Maggie had looked away from him again, scanning the park to see if anyone was watching them. “What’s that like?”

“We French can’t agree on anything.” He laughed, without humor. “We’re a country with over three hundred types of cheese. How easy do you think secretly organizing a bunch of Frogs is?”

Maggie snorted. Jacques turned to her, and their eyes met. “What did you do before the war?” he asked, suddenly serious.

“I was a student. And then a secretary. And then a tutor.” No need to say to whom. “Why aren’t you flying now?”

“The people in the Firm—they want me on the ground. Organizing.” He gave her a sardonic grin. “My parents died before the war. Perhaps they were lucky.” He shook his head. “But I will continue to fight, to my last breath. My country is still at war with Germany, even if it looks like we’ve surrendered. Pétain and the generals have given up, but the people have not. The war is still being fought, in the shadows. The Boche may have won this skirmish, but they have not won the war—and they will never win this war.”

Maggie was moved by the fervor in his voice. Across the park, she could see a boy, dressed in raggedy clothes, searching through garbage bins.

She felt a sudden flash of hot shame. How could she wear such frivolous clothes in an occupied country? She knew she and Jacques looked like comfortable and well-fed collaborators. There were two versions of Paris, she realized. Versions that existed simultaneously, like Notre Dame and its rippling reflection in the Seine, like yin and yang—collaborator and resister. She bit her lip and tucked one ankle tightly behind the other.

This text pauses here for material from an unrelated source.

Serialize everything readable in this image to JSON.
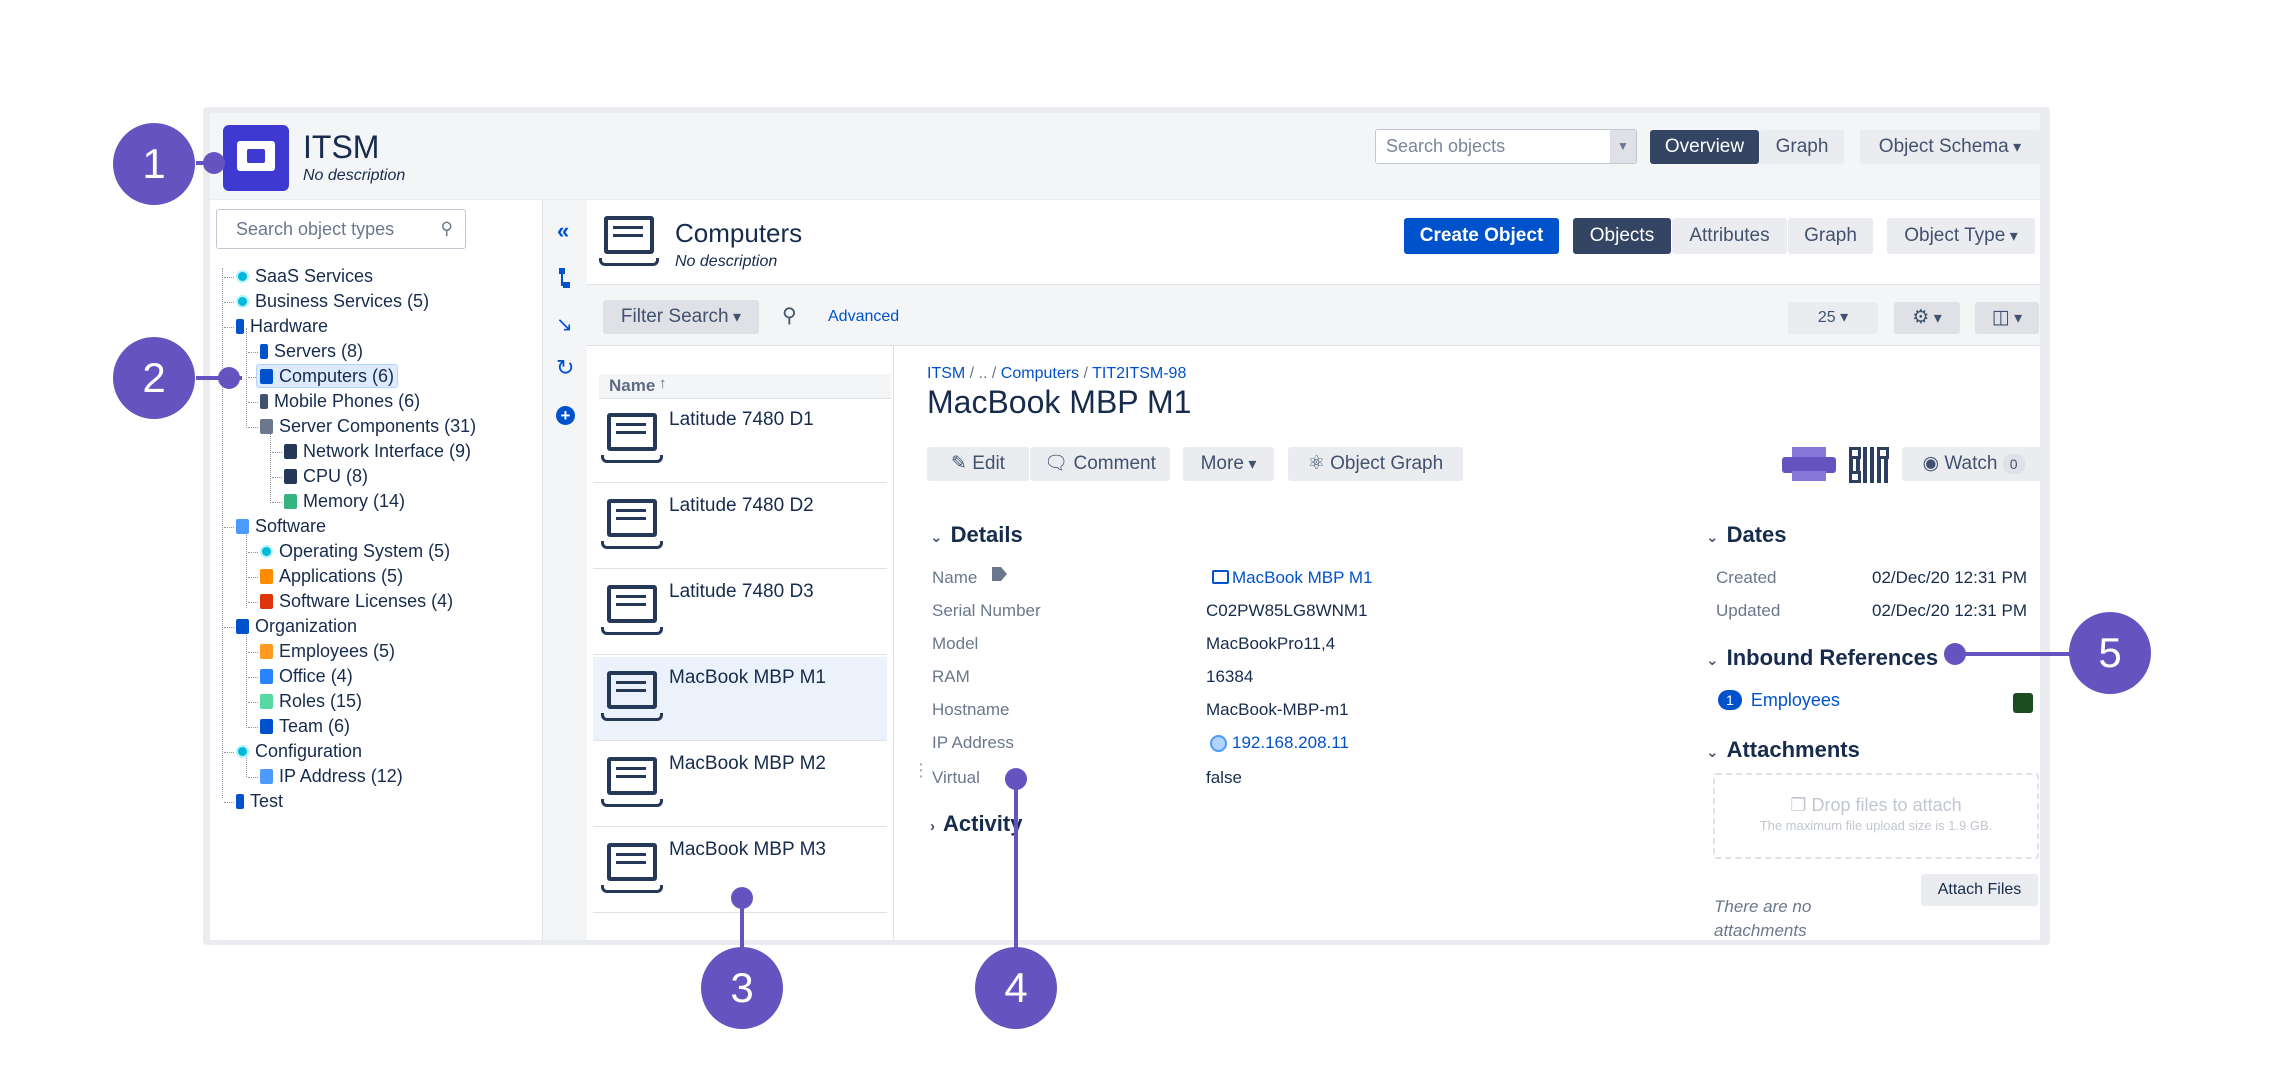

A flock of ducks swooped down and landed on the grass, quacking and strutting, the drakes with their vivid purple sashes and iridescent heads waddling after the more dowdy hens. The boy at the garbage bins turned and smiled, taking a small slingshot from his pocket. He whistled to the ducks as he crept up to them, as softly as he could in his wood-soled shoes. “Hello my lovely L’Orange,” he called, taking aim. “Come here, dear Salmis, darling Confit!” He had the face of a child and the eyes of an old man.

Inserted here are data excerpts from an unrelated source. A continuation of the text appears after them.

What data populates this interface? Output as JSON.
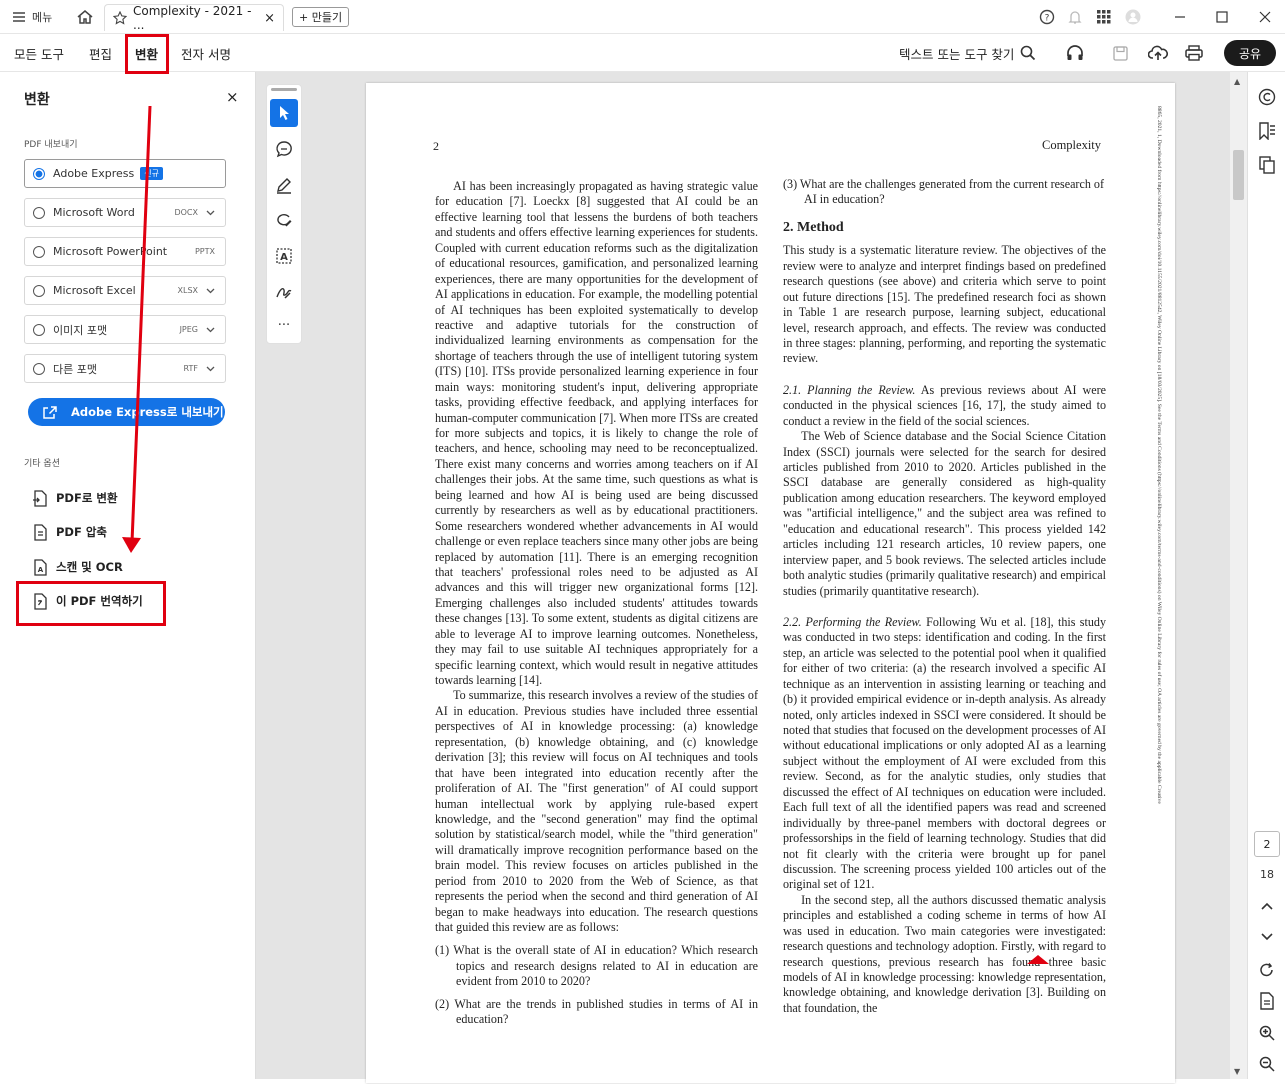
{
  "titlebar": {
    "menu_label": "메뉴",
    "tab_title": "Complexity - 2021 - ...",
    "new_tab_label": "+ 만들기"
  },
  "menubar": {
    "all_tools": "모든 도구",
    "edit": "편집",
    "convert": "변환",
    "esign": "전자 서명",
    "search_label": "텍스트 또는 도구 찾기",
    "share": "공유"
  },
  "panel": {
    "title": "변환",
    "export_label": "PDF 내보내기",
    "formats": [
      {
        "name": "Adobe Express",
        "badge": "신규",
        "ext": ""
      },
      {
        "name": "Microsoft Word",
        "ext": "DOCX"
      },
      {
        "name": "Microsoft PowerPoint",
        "ext": "PPTX"
      },
      {
        "name": "Microsoft Excel",
        "ext": "XLSX"
      },
      {
        "name": "이미지 포맷",
        "ext": "JPEG"
      },
      {
        "name": "다른 포맷",
        "ext": "RTF"
      }
    ],
    "export_button": "Adobe Express로 내보내기",
    "other_label": "기타 옵션",
    "options": [
      "PDF로 변환",
      "PDF 압축",
      "스캔 및 OCR",
      "이 PDF 번역하기"
    ]
  },
  "page_nav": {
    "current": "2",
    "total": "18"
  },
  "doc": {
    "page_number": "2",
    "running_head": "Complexity",
    "side_note": "8865, 2021, 1, Downloaded from https://onlinelibrary.wiley.com/doi/10.1155/2021/8812542, Wiley Online Library on [18/03/2025]. See the Terms and Conditions (https://onlinelibrary.wiley.com/terms-and-conditions) on Wiley Online Library for rules of use; OA articles are governed by the applicable Creative",
    "left_col": [
      "AI has been increasingly propagated as having strategic value for education [7]. Loeckx [8] suggested that AI could be an effective learning tool that lessens the burdens of both teachers and students and offers effective learning experiences for students. Coupled with current education reforms such as the digitalization of educational resources, gamification, and personalized learning experiences, there are many opportunities for the development of AI applications in education. For example, the modelling potential of AI techniques has been exploited systematically to develop reactive and adaptive tutorials for the construction of individualized learning environments as compensation for the shortage of teachers through the use of intelligent tutoring system (ITS) [10]. ITSs provide personalized learning experience in four main ways: monitoring student's input, delivering appropriate tasks, providing effective feedback, and applying interfaces for human-computer communication [7]. When more ITSs are created for more subjects and topics, it is likely to change the role of teachers, and hence, schooling may need to be reconceptualized. There exist many concerns and worries among teachers on if AI challenges their jobs. At the same time, such questions as what is being learned and how AI is being used are being discussed currently by researchers as well as by educational practitioners. Some researchers wondered whether advancements in AI would challenge or even replace teachers since many other jobs are being replaced by automation [11]. There is an emerging recognition that teachers' professional roles need to be adjusted as AI advances and this will trigger new organizational forms [12]. Emerging challenges also included students' attitudes towards these changes [13]. To some extent, students as digital citizens are able to leverage AI to improve learning outcomes. Nonetheless, they may fail to use suitable AI techniques appropriately for a specific learning context, which would result in negative attitudes towards learning [14].",
      "To summarize, this research involves a review of the studies of AI in education. Previous studies have included three essential perspectives of AI in knowledge processing: (a) knowledge representation, (b) knowledge obtaining, and (c) knowledge derivation [3]; this review will focus on AI techniques and tools that have been integrated into education recently after the proliferation of AI. The \"first generation\" of AI could support human intellectual work by applying rule-based expert knowledge, and the \"second generation\" may find the optimal solution by statistical/search model, while the \"third generation\" will dramatically improve recognition performance based on the brain model. This review focuses on articles published in the period from 2010 to 2020 from the Web of Science, as that represents the period when the second and third generation of AI began to make headways into education. The research questions that guided this review are as follows:"
    ],
    "questions": [
      "(1) What is the overall state of AI in education? Which research topics and research designs related to AI in education are evident from 2010 to 2020?",
      "(2) What are the trends in published studies in terms of AI in education?",
      "(3) What are the challenges generated from the current research of AI in education?"
    ],
    "method_heading": "2. Method",
    "method_p": "This study is a systematic literature review. The objectives of the review were to analyze and interpret findings based on predefined research questions (see above) and criteria which serve to point out future directions [15]. The predefined research foci as shown in Table 1 are research purpose, learning subject, educational level, research approach, and effects. The review was conducted in three stages: planning, performing, and reporting the systematic review.",
    "s21_head": "2.1. Planning the Review.",
    "s21_p": "As previous reviews about AI were conducted in the physical sciences [16, 17], the study aimed to conduct a review in the field of the social sciences.",
    "s21_p2": "The Web of Science database and the Social Science Citation Index (SSCI) journals were selected for the search for desired articles published from 2010 to 2020. Articles published in the SSCI database are generally considered as high-quality publication among education researchers. The keyword employed was \"artificial intelligence,\" and the subject area was refined to \"education and educational research\". This process yielded 142 articles including 121 research articles, 10 review papers, one interview paper, and 5 book reviews. The selected articles include both analytic studies (primarily qualitative research) and empirical studies (primarily quantitative research).",
    "s22_head": "2.2. Performing the Review.",
    "s22_p": "Following Wu et al. [18], this study was conducted in two steps: identification and coding. In the first step, an article was selected to the potential pool when it qualified for either of two criteria: (a) the research involved a specific AI technique as an intervention in assisting learning or teaching and (b) it provided empirical evidence or in-depth analysis. As already noted, only articles indexed in SSCI were considered. It should be noted that studies that focused on the development processes of AI without educational implications or only adopted AI as a learning subject without the employment of AI were excluded from this review. Second, as for the analytic studies, only studies that discussed the effect of AI techniques on education were included. Each full text of all the identified papers was read and screened individually by three-panel members with doctoral degrees or professorships in the field of learning technology. Studies that did not fit clearly with the criteria were brought up for panel discussion. The screening process yielded 100 articles out of the original set of 121.",
    "s22_p2": "In the second step, all the authors discussed thematic analysis principles and established a coding scheme in terms of how AI was used in education. Two main categories were investigated: research questions and technology adoption. Firstly, with regard to research questions, previous research has found three basic models of AI in knowledge processing: knowledge representation, knowledge obtaining, and knowledge derivation [3]. Building on that foundation, the"
  },
  "colors": {
    "accent": "#1473e6",
    "highlight": "#e00010",
    "dark": "#1b1b1b"
  }
}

“And you,” Jacques asked. “How are you faring in Paris?”

“This Paris”—Maggie gestured with one hand to the park, to the boy hunting ducks—“this is not the real Paris, the Paris I love. The one I knew before the war. That part is hidden now. And the rest—well, it makes me sick.”

“I know. Me, too.”

“So why did you need to talk to me—” But before she could finish, a group of Germans in uniform began to file in with instrument cases—a lunchtime brass band. As an officer carrying a trombone case passed by, Jacques slid across the bench to Maggie and kissed her—hiding their faces.

She found she didn’t mind. As they drew apart, his hand caressed her cheek, and for a moment she savored the human contact. When she opened her eyes, she saw he was smiling. They stayed that way, gazing into each other’s eyes, until the band started tuning. A cacophony of notes broke the stillness.

“I hate these bands,” Jacques said abruptly, pulling away. “Nothing like our beautiful French music.” Nazi officers were streaming in, wearing their various uniforms—green, gray, the grim black of the SS. They looked almost like actors in a play. But their “costumes,” unlike those of the theater or the colors of a sports team, were reminders of a deadly moral order.

Maggie wasn’t fooled by their posturing and ludicrous collections of badges and medals. One might secretly laugh at Hitler and his disciples, with their goose stepping and their shouting, but, as German philosophers long before the Nazis might have argued, abstract evil did not choose the form in which it emerged in the particular.

An off-duty German, a Teuton with close-cropped blond hair and a peachy complexion, ridiculous-looking in a paint-stained smock and black beret, began setting up a canvas on an easel. “Did you actually need me for something? If not, I have to go,” Maggie said, rising.

Jacques didn’t answer her question, only offering, “I’ll walk you to where you’re headed.”

When she looked askance at him, he added loudly, “Really, mademoiselle, I can get you a better price for your wedding Champagne than anything those other thieves have promised you!”

The band started to play, and the birds scattered. “I can come with you,” Jacques said. “Wherever you’re going.”

“No—this is my mission. I need to do it alone.”

A shadowy cloud passed overhead and a sun shower began, the raindrops marking dark spots on Maggie’s ensemble. She knew a bit more about this man now, but still so little. Perhaps this is what happens in wartime, she thought. There are few rules, after all. She blinked away a raindrop that had fallen in her eye, like a cold tear.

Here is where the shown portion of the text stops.